The five levels of Maslows Hierarchy of Needs are physiological, safety,
social, esteem and self-actualization. There are specific industries that
falls within each level. Physiological needs industries like food and drinks
manufacturer. Safety needs industries like bank deposits or insurance.
Social needs industries like telecommunication. Esteem needs industries
like sports. Lastly the self-actualization needs industries like cinema or
theater. In general industries specializing in each of the 5 levels of
Maslow's Hierarchy of Needs can used CAPM to calculate the expected
return on a security based on its level of risk. For example, Leo has a
deposit in a safety bank which has an interest rate of 5% then he has
been offered to be involved in a business of food and drinks company
which also has an interest rate of 5% if he will join. Leo would not invest
on that food and drink company knowing the risk of his investment.
Investors can use the CAPM formula to determine if the investment is not
too risky to be involved with.
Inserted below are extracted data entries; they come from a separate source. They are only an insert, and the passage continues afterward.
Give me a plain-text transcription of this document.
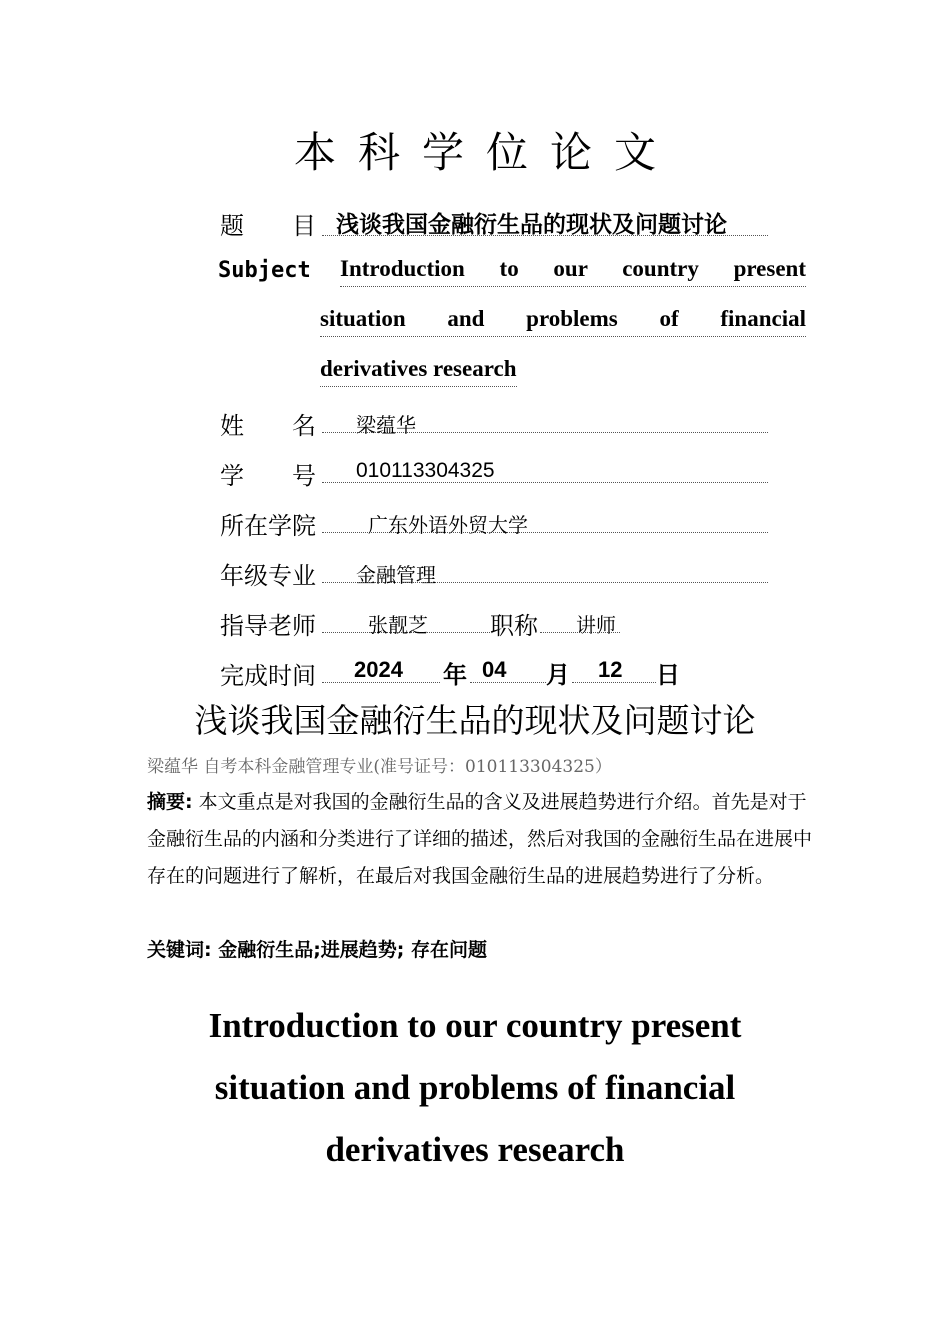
本科学位论文
题　　目 浅谈我国金融衍生品的现状及问题讨论
Subject Introduction to our country present
situation and problems of financial
derivatives research
姓　　名	梁蕴华
学　　号	010113304325
所在学院	广东外语外贸大学
年级专业	金融管理
指导老师	张靓芝	职称	讲师
完成时间	2024	年 04	月	12	日
浅谈我国金融衍生品的现状及问题讨论
梁蕴华 自考本科金融管理专业(准号证号：010113304325）
摘要: 本文重点是对我国的金融衍生品的含义及进展趋势进行介绍。首先是对于金融衍生品的内涵和分类进行了详细的描述，然后对我国的金融衍生品在进展中存在的问题进行了解析，在最后对我国金融衍生品的进展趋势进行了分析。
关键词: 金融衍生品;进展趋势; 存在问题
Introduction to our country present
situation and problems of financial
derivatives research
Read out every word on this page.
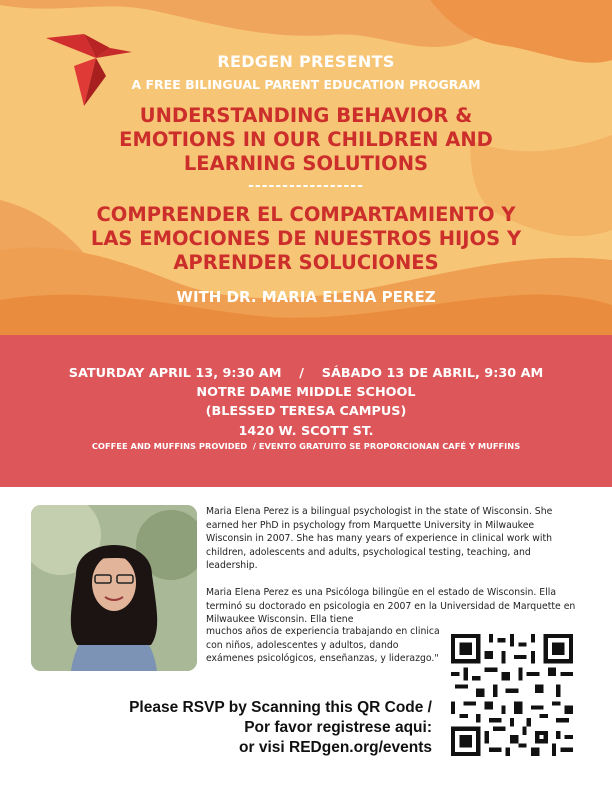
REDGEN PRESENTS
A FREE BILINGUAL PARENT EDUCATION PROGRAM
UNDERSTANDING BEHAVIOR &
EMOTIONS IN OUR CHILDREN AND
LEARNING SOLUTIONS
-----------------
COMPRENDER EL COMPARTAMIENTO Y
LAS EMOCIONES DE NUESTROS HIJOS Y
APRENDER SOLUCIONES
WITH DR. MARIA ELENA PEREZ
SATURDAY APRIL 13, 9:30 AM    /    SÁBADO 13 DE ABRIL, 9:30 AM
NOTRE DAME MIDDLE SCHOOL
(BLESSED TERESA CAMPUS)
1420 W. SCOTT ST.
COFFEE AND MUFFINS PROVIDED  / EVENTO GRATUITO SE PROPORCIONAN CAFÉ Y MUFFINS
Maria Elena Perez is a bilingual psychologist in the state of Wisconsin. She earned her PhD in psychology from Marquette University in Milwaukee Wisconsin in 2007. She has many years of experience in clinical work with children, adolescents and adults, psychological testing, teaching, and leadership.
Maria Elena Perez es una Psicóloga bilingüe en el estado de Wisconsin. Ella terminó su doctorado en psicologia en 2007 en la Universidad de Marquette en Milwaukee Wisconsin. Ella tiene
muchos años de experiencia trabajando en clinica con niños, adolescentes y adultos, dando exámenes psicológicos, enseñanzas, y liderazgo."
Please RSVP by Scanning this QR Code /
Por favor registrese aqui:
or visi REDgen.org/events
If during the calculation of the CAPM and
the result is that the risk is not too high then surely the investor would
push through his plans. Each investor chooses an investment that
maximizes his or her utility. This leads to an efficient distribution of risk in
the economy, given, of course, the distribution of wealth among
investors. The CAPM theory briefly explains that an investor could earn
more once he invests in one stock than a riskier stock.
2. How can you apply the CAPM model to Strategy, Marketing and HR?
When it comes to strategic planning problem of the firm involves two
interdependent decisions. First, management must decide which
businesses in the investment should be retained and which businesses
should be removed. Second, for those businesses retained in or added
to the investment, management must decide on the amount to be
invested in each business. Under the CAPM framework, the primary
strategic objective of management in making these two
interdependent decisions is to maximize the expected value of the
firm's common stock.
In Marketing and HR, CAPM model can be used in order to determine
the efficiency of the risk the company is going to engage if its rate of

return is higher than the initial then its worth doing so. Specific
example for marketing is when you market a certain product. You
must make sure that the investment you put to that product will be
worth it. You will not engage into marketing that certain product
knowing that there is no assurance of getting higher returns of your
investment. Using the CAPM then the risk and the rate of return can
be determined. Same as in HR, they use CAPM to determine the risk of
certain investment the company is going to be involved in order to
know ahead of time if the investment is worth the risk or not.
3. Define the CAPM parameters needed in order for an arbitrage to exist.
Arbitrage is the practice of taking advantage of a price difference
between two or more markets. Striking a combination of matching deals
that capitalize upon the imbalance, the profit being the difference
between the market prices. When used by academics, an arbitrage is a
transaction that involves no negative cash flow at any probabilistic or
temporal state and a positive cash flow in at least one state in other
words it is the possibility of a risk-free profit at zero cost. Arbitrage
involves the possibility of getting something for nothing while having no
possibility of loss. In order for an arbitrage to exist the investment you
invest must be risk free. One of the CAPM parameter is the risk free rate.
By definition risk-free interest rate is the theoretical rate of return of an
investment with no risk of financial loss. One interpretation is that the
risk-free rate represents the interest that an investor would expect from
an absolutely risk-free investment over a given period of time. So in order
for arbitrage to exist the risk free rate must be high.